11 March 2007 Humans live in cooperative communities, like many other social animals from honeybees to naked mole rats to dolphins. Evolution has endowed us as individuals with two primary modes of relationship that can form a basis for communal organization: dominance and empathy. All of human history and much of my personal growth is comprehended in the tension between these two poles. – Josh Mitteldorf |
10 March 2007 Scraps
of moon All
which, because it was ~
Denise Levertov
~ |
9 March 2007 “Soul is closer to movement than it is to fixity, said Socrates, and the loss of soul is the condition of being stuck – fixated on something, as the psychologists would say – and overcome by the downward-pushing forces that govern all moving bodies: gravity and inertia. The arts, being about creativity and therefore about change, are ideal for leading us toward movement, whether we do a dance with life on the line or oscillate between stepping up to a canvas and stepping back or go in hot pursuit of a calling.” – from Callings
by Gregg Levoy |
8 March 2007 “Isn't it the moment of most profound doubt that gives birth to new certainties? Perhaps hopelessness is the very soil that nourishes human hope; perhaps one could never find sense in life without first experiencing its absurdity.” |
7 March 2007 My candidate for the greatest unsung biological mystery of all time has just started to attract academic attention in the last decade: Where does evolvability come from? Darwinian selection explains how a random mutation that improves survival or reproduction can rise to prominence. But doesn’t it strike you as fantastically improbable that there should be such mutations? Lo and behold, it turns out that the very structure of genetic inheritance looks as though it has been designed to make evolution possible, by making beneficial changes enormously more likely. Some genes almost never mutate, and it turns out that these are very old, and responsible for the cell’s core chemistry.

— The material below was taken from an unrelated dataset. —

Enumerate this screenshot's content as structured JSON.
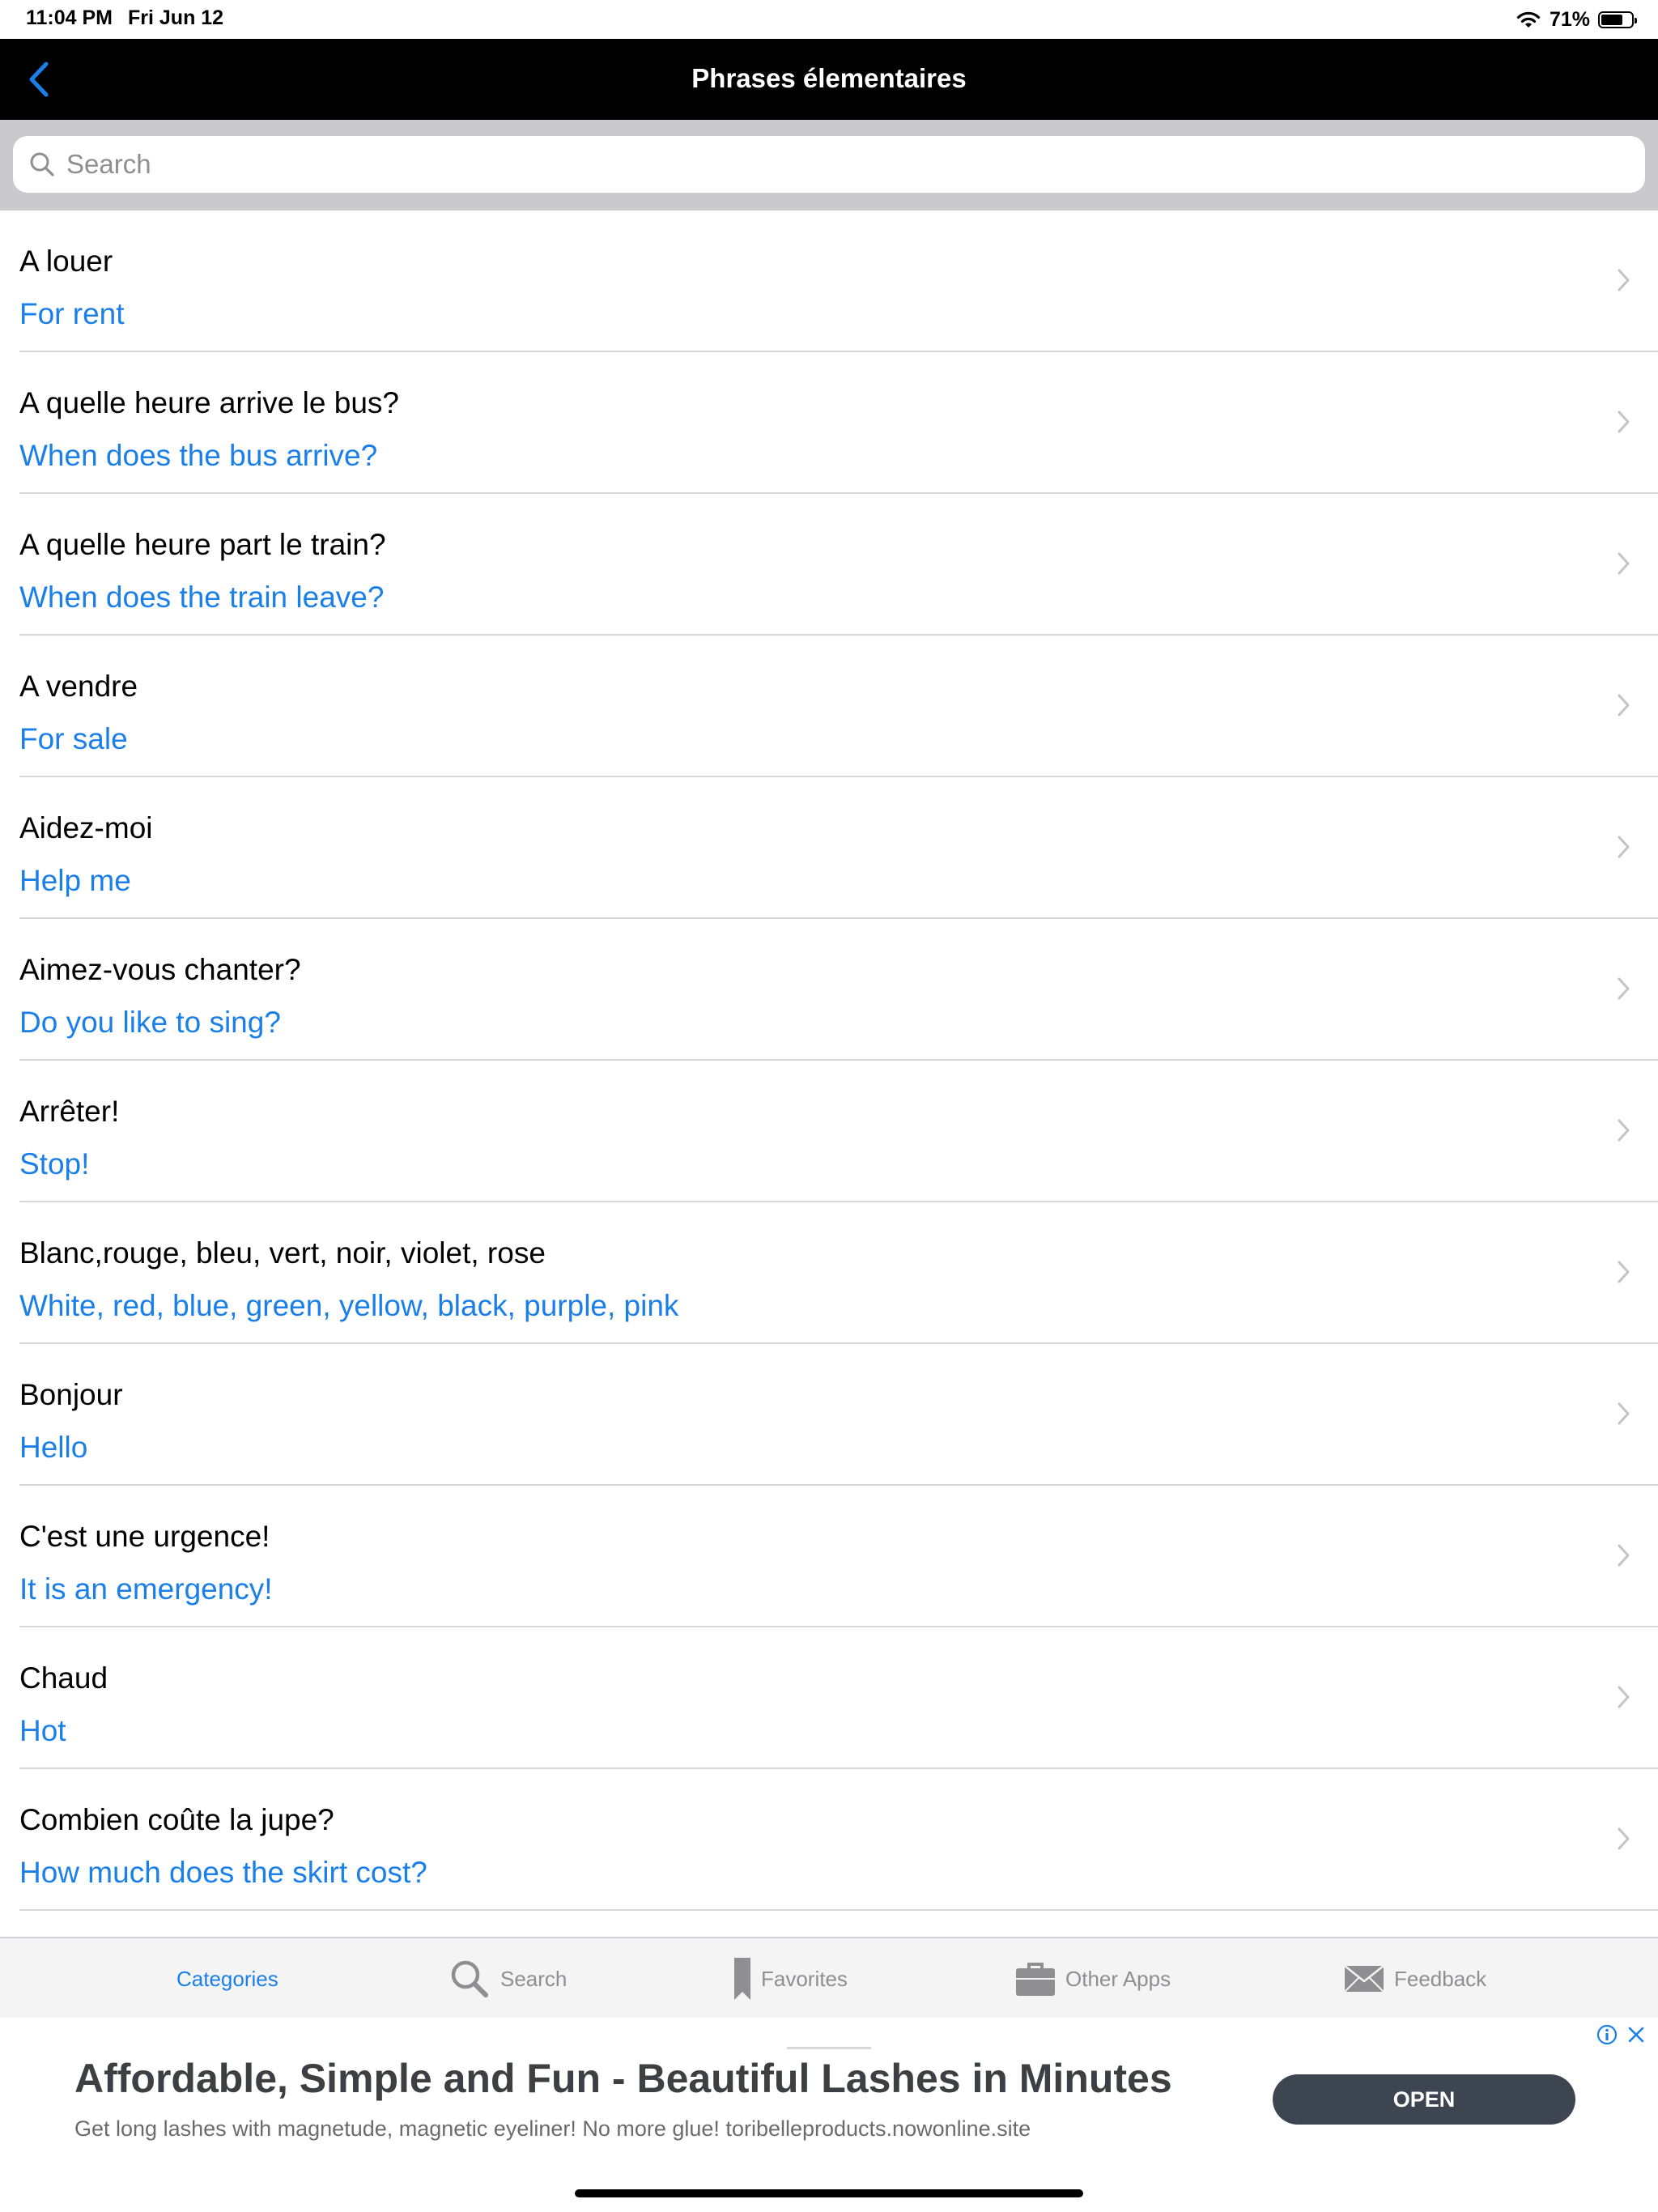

Others vary quite easily. Genes are grouped on the chromosome so that combinations that work together tend to stay together during recombination. ‘Hox genes’ are master controls that can create an entire appendage or a complete eye or a kidney by turning on a program consisting of many, many genes. This is an innovation that makes it possible for a species to try out six legs or eight legs or twelve without re-designing the leg each time; or to try eyes that are a little further apart or closer together, optimizing vision without re-inventing the eye. But hox genes offer no advantage to the particular individual who carries them – so how did hox genes come to be? Sexual reproduction is much more awkward and hazardous than asexual cloning (have you noticed?). It’s half as efficient, because half the population doesn’t bear children. The only advantage of sex (from evolution’s perspective) is that it facilitates the trial of different gene combinations. So how has an important evolvability function come to be so prevalent, when it takes such a toll on the fitness of individuals? Clearly there has been some kind of bootstrapping, whereby evolution has promoted evolvability, which promotes evolution. But this whole process has not yet been addressed, let alone explained, in the scientific literature of evolution. New
York Times article |
6 March 2007 Nikolai Rimsky-Korsakov, born this day in 1844, went to sea when he was supposed to go to conservatory. He became a self-taught musician, and later spent much of his life energy compensating for his lack of formal training. He became the world’s most illustrious music professor, with a career at the St Petersburg Conservatory. He mentored Prokofiev and Stravinsky when they were young students. His own music was fresh and immediate, but there was always something of the pedant about him. He promoted and edited Modeste Mussorgsky’s music – and some say that his ‘corrections’ to Mussorgsky’s harmonic crudities just detracted from the visceral appeal of Mussorgsky’s composition. |
5 March 2007 Born in Bengal, 5 March 1879, William Beveridge emigrated to England as a young man and became a powerful advocate for the economic interests of ordinary working people. After World War II, he managed to convince British leaders that socialized medicine and social security were worthy roles for the government, even as cash was stretched thin for rebuilding the damage from German rocket bombs, and thousands of returning soldiers were out of work.